ANTECEDENTES La señora Sara Hernández demandó a Bavaria S.A., para procurar el reconocimiento de la pensión de sobrevivientes causada por el fallecimiento del señor Víctor Manuel Fontanillo Marriaga, más los intereses moratorios y la indexación. Para fundar sus pretensiones, dijo que el 7 de abril de 2010 contrajo matrimonio con el señor Víctor Manuel Fontanilla Marriaga, jubilado por la compañía demandada; que suscribió con el de cujus, un contrato de arrendamiento de vivienda urbana el 14 de abril de 2003 e hizo vida marital con él, desde diciembre de 1999 hasta su fallecimiento ocurrido el 27 de diciembre de 2010, tras lo cual, le solicitó a la demandada la sustitución pensional, pero le fue negada mediante oficio del 23 de febrero de 2012.

La accionada se opuso a lo pretendido. Aceptó la mayoría de los hechos, salvo el que refirió que la actora hizo vida marital con el causante hasta su muerte, que es falso según los testimonios recogidos por la empresa. Presentó las excepciones de fondo que denominó cobro de lo no debido, inexistencia de la obligación y buena fe. II. SENTENCIA DE PRIMERA INSTANCIA El Juzgado Primero Laboral del Circuito de Santa Marta, mediante sentencia del 24 de enero de 2014, absolvió de lo pedido.

III. SENTENCIA DE SEGUNDA INSTANCIA Al resolver la apelación interpuesta por la parte demandante, la Sala Laboral del Tribunal Superior de Santa Marta confirmó el fallo apelado mediante sentencia del 13 de mayo de 2014. Tras tener por indiscutida la calidad de pensionado del actor y que este falleció el 27 de diciembre de 2010, consideró aplicable el artículo 12 de la Ley 797 de 2003, que transcribió, y para determinar si se probó la convivencia, advirtió que la demandada negó la prestación mediante oficio del 23 de febrero de 2013, dado que halló inconsistencias relacionadas con el lugar de residencia del señor Fontanilla, por cuanto: […] en los archivos de la empresa se encuentra registrada como última dirección de residencia del pensionado fallecido carrera 8 N.º 28 B-40 […] dirección suministrada por las señoras María del Socorro Soleno del Castillo y Edelmira Acosta Cantillo, en la declaración rendida en la Notaría Tercera del Circuito de Santa Marta, como el lugar donde convivía la demandante con el señor Fontanilla.

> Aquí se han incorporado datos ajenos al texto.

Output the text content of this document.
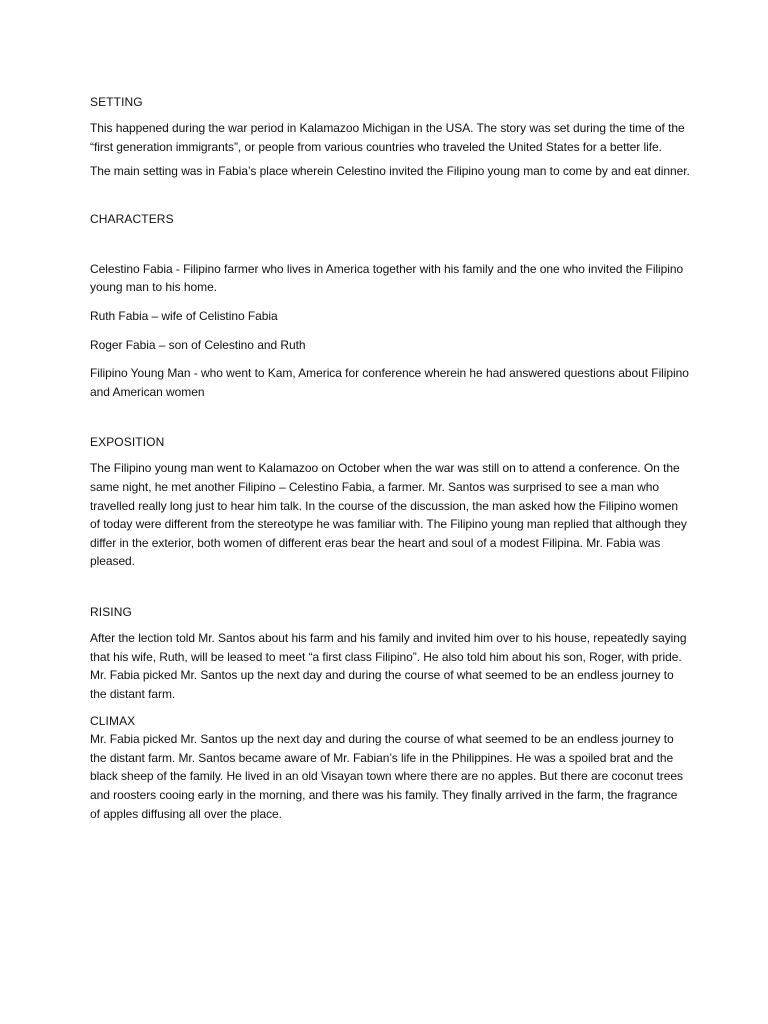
SETTING

This happened during the war period in Kalamazoo Michigan in the USA. The story was set during the time of the “first generation immigrants”, or people from various countries who traveled the United States for a better life.

The main setting was in Fabia’s place wherein Celestino invited the Filipino young man to come by and eat dinner.

CHARACTERS

Celestino Fabia - Filipino farmer who lives in America together with his family and the one who invited the Filipino young man to his home.

Ruth Fabia – wife of Celistino Fabia

Roger Fabia – son of Celestino and Ruth

Filipino Young Man - who went to Kam, America for conference wherein he had answered questions about Filipino and American women

EXPOSITION

The Filipino young man went to Kalamazoo on October when the war was still on to attend a conference. On the same night, he met another Filipino – Celestino Fabia, a farmer. Mr. Santos was surprised to see a man who travelled really long just to hear him talk. In the course of the discussion, the man asked how the Filipino women of today were different from the stereotype he was familiar with. The Filipino young man replied that although they differ in the exterior, both women of different eras bear the heart and soul of a modest Filipina. Mr. Fabia was pleased.

RISING

After the lection told Mr. Santos about his farm and his family and invited him over to his house, repeatedly saying that his wife, Ruth, will be leased to meet “a first class Filipino”. He also told him about his son, Roger, with pride. Mr. Fabia picked Mr. Santos up the next day and during the course of what seemed to be an endless journey to the distant farm.

CLIMAX

Mr. Fabia picked Mr. Santos up the next day and during the course of what seemed to be an endless journey to the distant farm. Mr. Santos became aware of Mr. Fabian’s life in the Philippines. He was a spoiled brat and the black sheep of the family. He lived in an old Visayan town where there are no apples. But there are coconut trees and roosters cooing early in the morning, and there was his family. They finally arrived in the farm, the fragrance of apples diffusing all over the place.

De ese documento resaltó que la compañía envió a dos de sus funcionarios a la referida ubicación, adonde fueron atendidos por una nieta del causante, que les dijo que este siempre convivió con su esposa Cristina Roldán, abuela de aquella; además, la señora Martha Luz Fontanilla, hija del fallecido, informó que su padre vivió durante más de 16 años en la dirección anotada, donde murió, hecho que fue ratificado por varios vecinos del sector.

Dicho esto, describió en detalle lo depuesto por Aura Henao Durán y Edelmira Acosta, y por los testigos allegados por la demandada, señores Pablo Rafael Solano, Silvia Liliana Fontanilla (nieta del causante) y la citada Martha Luz Fontanilla, de donde no extrajo la convivencia alegada, pues los tres últimos afirmaron que el causante siempre vivió en la carrera 8 N.º 28B-40 de la Urbanización Bavaria, y a ninguno le constaba que se hubiese casado o convivido con la señora Sara Hernández, en los barrios La Esperanza o Curinca, solo Silvia Liliana indicó que distinguía a la actora, « pero no la conoce, porque la vio algún día en su casa visitando a su abuelo, pero no saben si tenía algún tipo de relación con él, y en el Juzgado en las primeras audiencias fue que se enteró de que era la señora Sara […]».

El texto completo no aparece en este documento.